Considering how RIM and HP fared, surviving next Xmas season could already be a noticeable achievement within 1.0 techie communities.

Nok-nok would be also working on a 'revolutionary phone'... Whatever that means (a Nokia Windows smartphone that sells, maybe?).

mot-bile 2012

20120313

Klout, I pronounce you Gilty

Buzztime for Gilt and Klout?

That's 3 hype words in one 5 word sentence, so let me rephrase it: online fashion retailer Gilt proposes discounts depending on the Klout score of its members.

Klout calculates individual influence scores (from 0 to 100) by aggregating behavioral data from various social networking services (Twitter, Facebook, Google+, LinkedIn...), and other partners. The concept rewards people who boast about how they fare on Klout, and actually monetizes social networking behaviors by offering 'perks' to the guys who behave well with selected partners.
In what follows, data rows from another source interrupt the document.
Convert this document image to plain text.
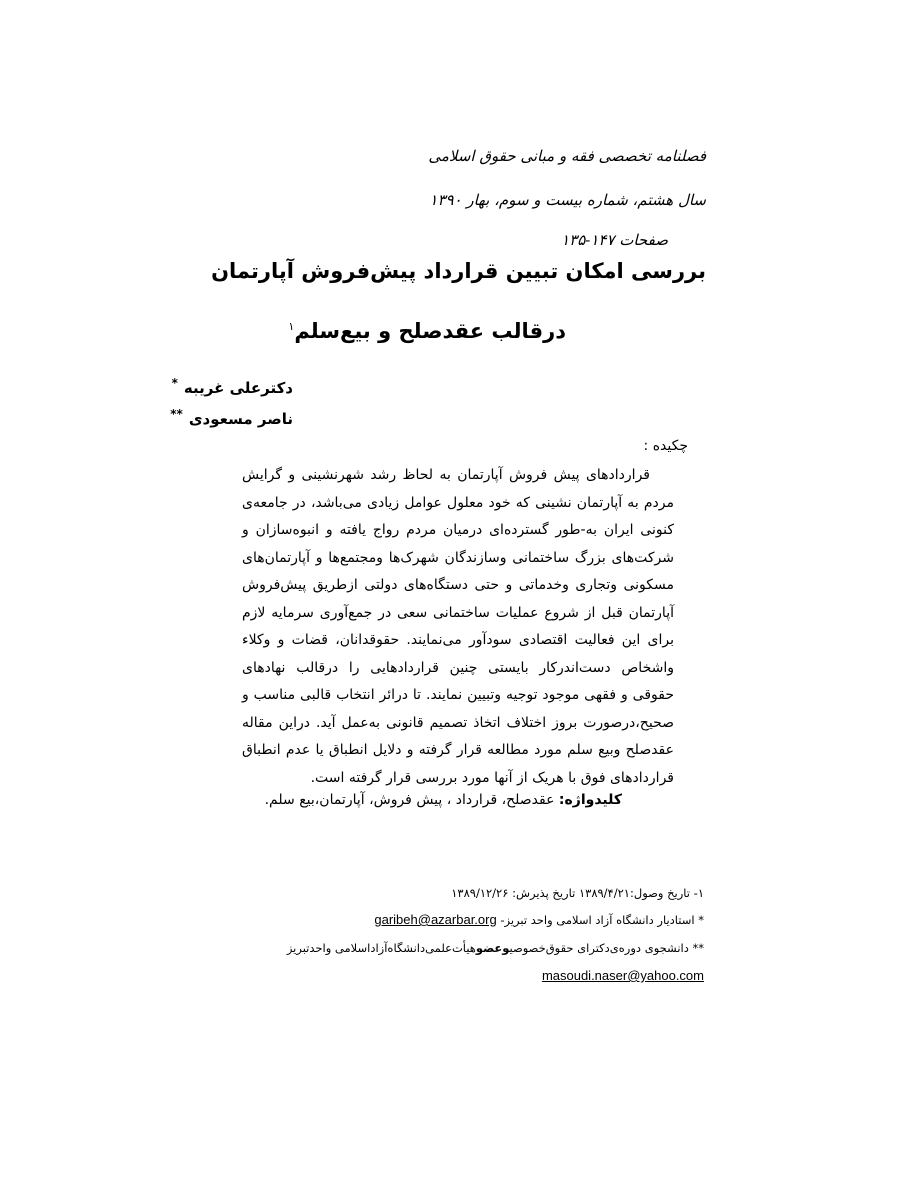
فصلنامه تخصصی فقه و مبانی حقوق اسلامی
سال هشتم، شماره بیست و سوم، بهار ۱۳۹۰
صفحات ۱۴۷-۱۳۵
بررسی امکان تبیین قرارداد پیش‌فروش آپارتمان
درقالب عقدصلح و بیع‌سلم$^۱$
دکترعلی غریبه*
ناصر مسعودی**
چکیده :
قراردادهای پیش فروش آپارتمان به لحاظ رشد شهرنشینی و گرایش مردم به آپارتمان نشینی که خود معلول عوامل زیادی می‌باشد، در جامعه‌ی کنونی ایران به-طور گسترده‌ای درمیان مردم رواج یافته و انبوه‌سازان و شرکت‌های بزرگ ساختمانی وسازندگان شهرک‌ها ومجتمع‌ها و آپارتمان‌های مسکونی وتجاری وخدماتی و حتی دستگاه‌های دولتی ازطریق پیش‌فروش آپارتمان قبل از شروع عملیات ساختمانی سعی در جمع‌آوری سرمایه لازم برای این فعالیت اقتصادی سودآور می‌نمایند. حقوقدانان، قضات و وکلاء واشخاص دست‌اندرکار بایستی چنین قراردادهایی را درقالب نهادهای حقوقی و فقهی موجود توجیه وتبیین نمایند. تا درائر انتخاب قالبی مناسب و صحیح،درصورت بروز اختلاف اتخاذ تصمیم قانونی به‌عمل آید. دراین مقاله عقدصلح وبیع سلم مورد مطالعه قرار گرفته و دلایل انطباق یا عدم انطباق قراردادهای فوق با هریک از آنها مورد بررسی قرار گرفته است.
کلیدواژه: عقدصلح، قرارداد ، پیش فروش، آپارتمان،بیع سلم.
۱- تاریخ وصول:۱۳۸۹/۴/۲۱ تاریخ پذیرش: ۱۳۸۹/۱۲/۲۶
* استادیار دانشگاه آزاد اسلامی واحد تبریز- garibeh@azarbar.org
** دانشجوی دوره‌ی‌دکترای حقوق‌خصوصیوعضوهیأت‌علمی‌دانشگاه‌آزاداسلامی واحدتبریز
masoudi.naser@yahoo.com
That's were Gilt jumps in. For this member-only service based on flash sales, buzz plays a key role. Their glossy website looks quite different from the more sober Klout.com, but basically that's the same ego flattering concept: you're smarter than the rest of the crowd, you belong to a special breed of shoppers/influencers. A partnership with Klout makes sense to recruit new members as well as to ensure high turnouts for each sale...

Not to mention, of course, a more lucrative IPO.

mot-bile 2012

* see "
Gilt Groupe, Inc. and Klout Partner to Offer First-of-its-Kind Reward to Users"

20120202

Facebook's Initial Privacy Offering

Dear Friends and Neighbors,

My Wall and Wall Street are about to become an item: we're all going public, and you'll have to issue a profit warning each time I unlike you nth kitten picture.

Yet Facebook Initial Public Offering remains a non-event: Facebook has been milking our relationship from the beginning, and even with his 11M+ friends, Mark Zuckerberg has never been much of a philanthropist. The question was "when", and the answer is "now".

Now the other question remains: until when?

It doesn't have to come from the next big thing (a 4D, 5G meshroom cloud? the SOPAtriot Act?): remaining at the top happens to be difficult, even for a free, pervasive platform. And even a 800 pound gorilla can get off your back (I recently mentioned the potential Tripodization of Facebook: "
Cloud Portability"). Furthermore, money won't do you much good without a vision. Look at Rupert Murdoch, who after losing over half a billion bucks on MySpace, delivers his pearls of conservative wisdom* for free over Twitter. And speaking of doing good: Google started being evil after its IPO...

... Come to think of it: Zuck started as a bad guy.

mot-bile 2012

*if such a thing exists.

20120126

Cloud Portability

You is everywhere. Ubiquitous, yet with different levels of thickness depending on platforms and contexts. A change of temperature, and parts of your cloud precipitate into big drops for everyone to look and feel.

You is the marrow of the backbone. The bread earner for a Google or a Facebook, maybe a former unwilling employee of a Yahoo! or a MySpace.

You is stuck in a net, hooked, dependent. You has the mother of all monkeys on you's back. You can't kick the habit. You can't see a future without the virtual past you amassed over the years.

You probably doesn't remember Tripod, the killer app of yore. Picture this: a customized homepage, featuring whatever you fancy about you...

You, online.

Tripod joined Lycos (yeah, go-get-it Lycos, a star of the silent internet times - limited colors, dial-up, only background track the faxlike connection), and followed its master to Germany (Bertelsmann), Spain (Telefonica), and Korea (Daum). Now both brands belong to Ybrant Digital (India). Tripod fetches domain names for the digital marketing group. Unlike most internet ventures, Tripod took some time to deserve its brand: is still walking around, but with a cane. At least, they're making a few bucks with the brand. Yahoo! totally euthanized Geocities.

I'm not digressing. Lycos was the first netco to make a decent living. And the most disruptive moment I remember about Tripod is when they announced the portability of homepages. Competition remained one click away, but you could switch with all your belongings.

Social network portability is much more complex. Friendships and synapses reach beyond simple pages or links. But we'll have to get there some day.